TOBB Ekonomi ve Teknoloji Üniversitesi (ETÜ) Spor Salonu'nda yapılan TOBB'un 61.olağan seçimsiz genel kurulunda konuşan Hisarcıklıoğlu, Turgut Özal döneminde başlatılan reform sürecinin devam ettirilememesinden yakınırken, o zaman başlanılan işin tamamlanmadığını, günü kurtarmanın, gelecekten daha önemli olduğu düşüncesinin ön plana çıkarak, yapılan politik çekişmelerle büyük bir hata yapıldığını anlattı.
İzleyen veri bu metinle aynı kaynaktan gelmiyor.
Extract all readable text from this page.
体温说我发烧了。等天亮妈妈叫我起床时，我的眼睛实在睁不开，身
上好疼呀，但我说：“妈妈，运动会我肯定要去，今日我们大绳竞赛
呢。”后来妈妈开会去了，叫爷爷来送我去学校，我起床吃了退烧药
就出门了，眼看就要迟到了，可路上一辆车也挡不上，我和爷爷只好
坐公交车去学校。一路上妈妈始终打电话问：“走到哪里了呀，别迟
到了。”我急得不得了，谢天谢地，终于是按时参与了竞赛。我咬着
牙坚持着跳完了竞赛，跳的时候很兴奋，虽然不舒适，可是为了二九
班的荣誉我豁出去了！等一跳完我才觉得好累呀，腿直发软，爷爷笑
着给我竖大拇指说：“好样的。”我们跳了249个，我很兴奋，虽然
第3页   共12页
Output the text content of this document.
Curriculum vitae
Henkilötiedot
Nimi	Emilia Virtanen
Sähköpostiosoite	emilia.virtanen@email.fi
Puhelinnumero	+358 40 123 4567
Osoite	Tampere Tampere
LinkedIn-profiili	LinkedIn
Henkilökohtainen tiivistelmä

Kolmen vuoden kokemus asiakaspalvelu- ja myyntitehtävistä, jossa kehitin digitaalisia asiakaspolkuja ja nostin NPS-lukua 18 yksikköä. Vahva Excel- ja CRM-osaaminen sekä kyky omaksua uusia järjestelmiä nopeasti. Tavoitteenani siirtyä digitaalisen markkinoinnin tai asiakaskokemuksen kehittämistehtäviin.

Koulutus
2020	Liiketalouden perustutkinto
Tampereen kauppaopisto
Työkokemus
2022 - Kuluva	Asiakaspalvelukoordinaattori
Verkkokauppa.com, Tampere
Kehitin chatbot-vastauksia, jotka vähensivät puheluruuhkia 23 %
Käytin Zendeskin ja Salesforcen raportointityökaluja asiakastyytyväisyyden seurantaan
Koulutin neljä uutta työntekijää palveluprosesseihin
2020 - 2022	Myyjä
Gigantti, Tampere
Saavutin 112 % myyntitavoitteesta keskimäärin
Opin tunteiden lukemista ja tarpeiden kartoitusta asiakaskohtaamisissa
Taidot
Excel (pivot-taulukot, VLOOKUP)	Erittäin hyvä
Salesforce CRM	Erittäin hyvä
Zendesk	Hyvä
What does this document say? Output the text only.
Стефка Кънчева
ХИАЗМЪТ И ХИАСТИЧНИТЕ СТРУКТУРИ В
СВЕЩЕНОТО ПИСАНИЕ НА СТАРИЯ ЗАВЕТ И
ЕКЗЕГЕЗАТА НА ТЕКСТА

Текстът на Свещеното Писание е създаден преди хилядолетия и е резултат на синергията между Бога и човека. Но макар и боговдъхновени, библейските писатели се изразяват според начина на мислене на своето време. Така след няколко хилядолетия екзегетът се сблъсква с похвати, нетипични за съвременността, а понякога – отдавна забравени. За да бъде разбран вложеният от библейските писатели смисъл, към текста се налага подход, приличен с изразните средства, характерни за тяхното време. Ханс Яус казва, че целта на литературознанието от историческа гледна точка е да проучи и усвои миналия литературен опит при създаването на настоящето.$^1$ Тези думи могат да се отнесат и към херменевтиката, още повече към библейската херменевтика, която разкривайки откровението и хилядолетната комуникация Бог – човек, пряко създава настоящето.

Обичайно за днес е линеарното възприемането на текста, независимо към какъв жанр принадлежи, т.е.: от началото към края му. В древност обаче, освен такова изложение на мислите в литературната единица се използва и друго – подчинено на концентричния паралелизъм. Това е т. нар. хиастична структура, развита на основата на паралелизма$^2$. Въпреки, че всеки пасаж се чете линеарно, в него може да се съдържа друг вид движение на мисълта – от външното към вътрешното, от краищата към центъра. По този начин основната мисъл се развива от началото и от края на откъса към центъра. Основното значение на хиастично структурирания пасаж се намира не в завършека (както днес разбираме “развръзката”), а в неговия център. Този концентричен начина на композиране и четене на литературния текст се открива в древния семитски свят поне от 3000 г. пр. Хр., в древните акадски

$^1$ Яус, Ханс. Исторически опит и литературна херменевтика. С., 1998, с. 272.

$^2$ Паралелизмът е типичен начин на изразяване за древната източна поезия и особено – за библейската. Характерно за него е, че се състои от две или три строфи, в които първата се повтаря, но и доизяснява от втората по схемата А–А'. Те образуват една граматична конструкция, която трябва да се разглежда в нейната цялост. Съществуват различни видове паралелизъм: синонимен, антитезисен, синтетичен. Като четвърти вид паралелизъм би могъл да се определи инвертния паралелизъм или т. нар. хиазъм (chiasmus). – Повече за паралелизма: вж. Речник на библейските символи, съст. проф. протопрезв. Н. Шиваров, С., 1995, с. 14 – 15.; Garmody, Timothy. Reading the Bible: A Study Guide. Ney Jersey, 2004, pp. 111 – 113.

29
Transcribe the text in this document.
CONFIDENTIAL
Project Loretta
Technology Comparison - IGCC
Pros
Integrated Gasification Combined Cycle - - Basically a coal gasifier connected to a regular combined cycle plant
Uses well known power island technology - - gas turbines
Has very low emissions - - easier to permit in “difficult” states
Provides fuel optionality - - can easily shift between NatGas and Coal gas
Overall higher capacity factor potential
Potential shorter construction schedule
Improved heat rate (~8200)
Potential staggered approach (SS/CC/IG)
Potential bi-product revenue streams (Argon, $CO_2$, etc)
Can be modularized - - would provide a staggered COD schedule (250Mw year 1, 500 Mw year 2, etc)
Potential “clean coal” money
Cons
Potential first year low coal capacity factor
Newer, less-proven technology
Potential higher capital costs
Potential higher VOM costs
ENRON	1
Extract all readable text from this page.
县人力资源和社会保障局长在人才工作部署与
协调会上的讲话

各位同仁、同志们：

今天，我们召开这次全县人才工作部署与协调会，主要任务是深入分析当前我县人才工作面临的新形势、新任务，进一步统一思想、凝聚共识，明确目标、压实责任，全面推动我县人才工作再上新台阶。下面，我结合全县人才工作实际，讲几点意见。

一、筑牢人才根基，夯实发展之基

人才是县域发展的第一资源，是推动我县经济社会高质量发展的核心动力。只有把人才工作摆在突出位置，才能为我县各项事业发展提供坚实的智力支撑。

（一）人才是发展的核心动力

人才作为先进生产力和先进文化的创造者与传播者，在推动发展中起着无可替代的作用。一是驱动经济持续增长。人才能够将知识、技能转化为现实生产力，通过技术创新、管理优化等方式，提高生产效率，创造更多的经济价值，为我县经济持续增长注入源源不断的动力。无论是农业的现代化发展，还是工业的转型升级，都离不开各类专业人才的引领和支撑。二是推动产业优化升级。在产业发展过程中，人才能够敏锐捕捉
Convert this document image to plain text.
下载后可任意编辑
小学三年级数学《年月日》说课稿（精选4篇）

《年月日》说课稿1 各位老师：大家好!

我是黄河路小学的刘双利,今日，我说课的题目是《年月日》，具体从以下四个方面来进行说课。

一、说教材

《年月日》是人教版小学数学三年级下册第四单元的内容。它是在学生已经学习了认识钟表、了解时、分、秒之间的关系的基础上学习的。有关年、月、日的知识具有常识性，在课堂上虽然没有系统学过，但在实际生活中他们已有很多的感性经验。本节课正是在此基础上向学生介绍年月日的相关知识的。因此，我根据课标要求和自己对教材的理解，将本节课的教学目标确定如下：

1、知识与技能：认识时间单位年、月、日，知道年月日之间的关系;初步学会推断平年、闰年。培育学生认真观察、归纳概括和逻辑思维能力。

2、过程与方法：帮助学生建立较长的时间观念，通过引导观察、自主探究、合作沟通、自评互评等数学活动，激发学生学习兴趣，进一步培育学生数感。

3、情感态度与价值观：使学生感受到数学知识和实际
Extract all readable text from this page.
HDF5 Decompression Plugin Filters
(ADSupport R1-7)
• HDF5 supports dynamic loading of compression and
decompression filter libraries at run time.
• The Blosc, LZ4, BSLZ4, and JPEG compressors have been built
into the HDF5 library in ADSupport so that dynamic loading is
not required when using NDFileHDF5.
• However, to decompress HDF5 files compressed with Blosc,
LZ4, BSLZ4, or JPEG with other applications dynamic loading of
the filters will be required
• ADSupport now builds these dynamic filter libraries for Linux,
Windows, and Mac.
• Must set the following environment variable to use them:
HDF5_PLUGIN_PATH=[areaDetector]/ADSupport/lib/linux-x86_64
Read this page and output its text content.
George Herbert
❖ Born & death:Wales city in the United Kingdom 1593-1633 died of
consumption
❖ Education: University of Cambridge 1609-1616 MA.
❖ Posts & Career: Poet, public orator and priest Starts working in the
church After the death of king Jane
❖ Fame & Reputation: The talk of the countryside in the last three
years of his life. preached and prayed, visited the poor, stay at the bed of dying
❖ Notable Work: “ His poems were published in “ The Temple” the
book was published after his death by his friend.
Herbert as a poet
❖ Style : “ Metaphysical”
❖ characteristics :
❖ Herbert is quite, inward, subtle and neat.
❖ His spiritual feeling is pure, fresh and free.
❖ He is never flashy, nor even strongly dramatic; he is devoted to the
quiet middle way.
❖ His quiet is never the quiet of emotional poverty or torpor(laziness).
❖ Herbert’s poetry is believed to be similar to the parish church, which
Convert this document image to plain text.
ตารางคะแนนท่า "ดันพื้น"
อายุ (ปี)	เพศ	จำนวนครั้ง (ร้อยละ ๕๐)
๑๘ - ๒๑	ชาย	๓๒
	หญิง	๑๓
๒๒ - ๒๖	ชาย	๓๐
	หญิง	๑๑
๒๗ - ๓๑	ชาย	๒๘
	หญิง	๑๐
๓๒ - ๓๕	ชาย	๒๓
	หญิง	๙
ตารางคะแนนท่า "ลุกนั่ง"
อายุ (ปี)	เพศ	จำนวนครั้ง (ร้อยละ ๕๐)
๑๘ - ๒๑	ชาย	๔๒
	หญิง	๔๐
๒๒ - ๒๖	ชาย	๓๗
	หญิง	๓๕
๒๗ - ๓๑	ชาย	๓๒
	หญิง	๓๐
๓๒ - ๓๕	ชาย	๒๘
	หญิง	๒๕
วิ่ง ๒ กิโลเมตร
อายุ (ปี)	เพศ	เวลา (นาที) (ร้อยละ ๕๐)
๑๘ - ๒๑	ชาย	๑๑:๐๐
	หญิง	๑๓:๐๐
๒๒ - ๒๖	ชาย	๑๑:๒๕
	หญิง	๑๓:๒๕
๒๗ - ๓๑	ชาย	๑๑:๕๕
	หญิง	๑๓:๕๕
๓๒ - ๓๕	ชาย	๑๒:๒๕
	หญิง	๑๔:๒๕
Makro dengelerin düzelmeden reel sektörün sorunlarının çözülemeyeceğini bildiklerini ve şimdi yapılması gerekenin rehavete kapılmadan, reform sürecini devam ettirmek ve reel sektörün rekabet gücünü artırıcı tedbirler almak olduğuna işaret eden Hisarcıklıoğlu, şunları söyledi:
''Şirketlerimize (rekabet edin, markalaşın, ihracat yapın) diyoruz. Aşırı vergi yükleri, yüksek enerji maliyetleri sürdüğü müddetçe bunları nasıl başaracağız. Dünyanın en ağır istihdam yükleri, en katı çalışma mevzuatı hala bizdeyken istihdam artışını nasıl bekleyebiliriz. Yükselen Asya rekabeti karşısında rekabet gücümüzü nasıl koruyacağız. Bu kadar çok sayıda ve karışık mevzuat düzenlemeleri varken nasıl hukuk devleti olacağız. Polisimizin ve adalet sistemimizin elini kolunu bağlayıp insanlarımızın can ve mal güvenliğini nasıl sağlayacağız.''
Konuşmasında dış ticaret açığı konusuna da değinen Hisarcıklıoğlu,ihracatın ithalatı karşılama oranının 2002'de yüzde 85 iken, 2005'te bunun yüzde 77'ye gerilediğini belirterek, ''Büyüyen dış açık finanse edilse, finansman kalitesi iyileşse bile ciddi bir risktir. Açık büyüdükçe dışarıya daha fazla bağımlı hale geliyoruz. Bu nedenle (ortada risk yokmuş, her şey yolundaymış) gibi davranamayız. Böyle bir yaklaşım, ciddi tedbirler almamızı önler'' diye konuştu.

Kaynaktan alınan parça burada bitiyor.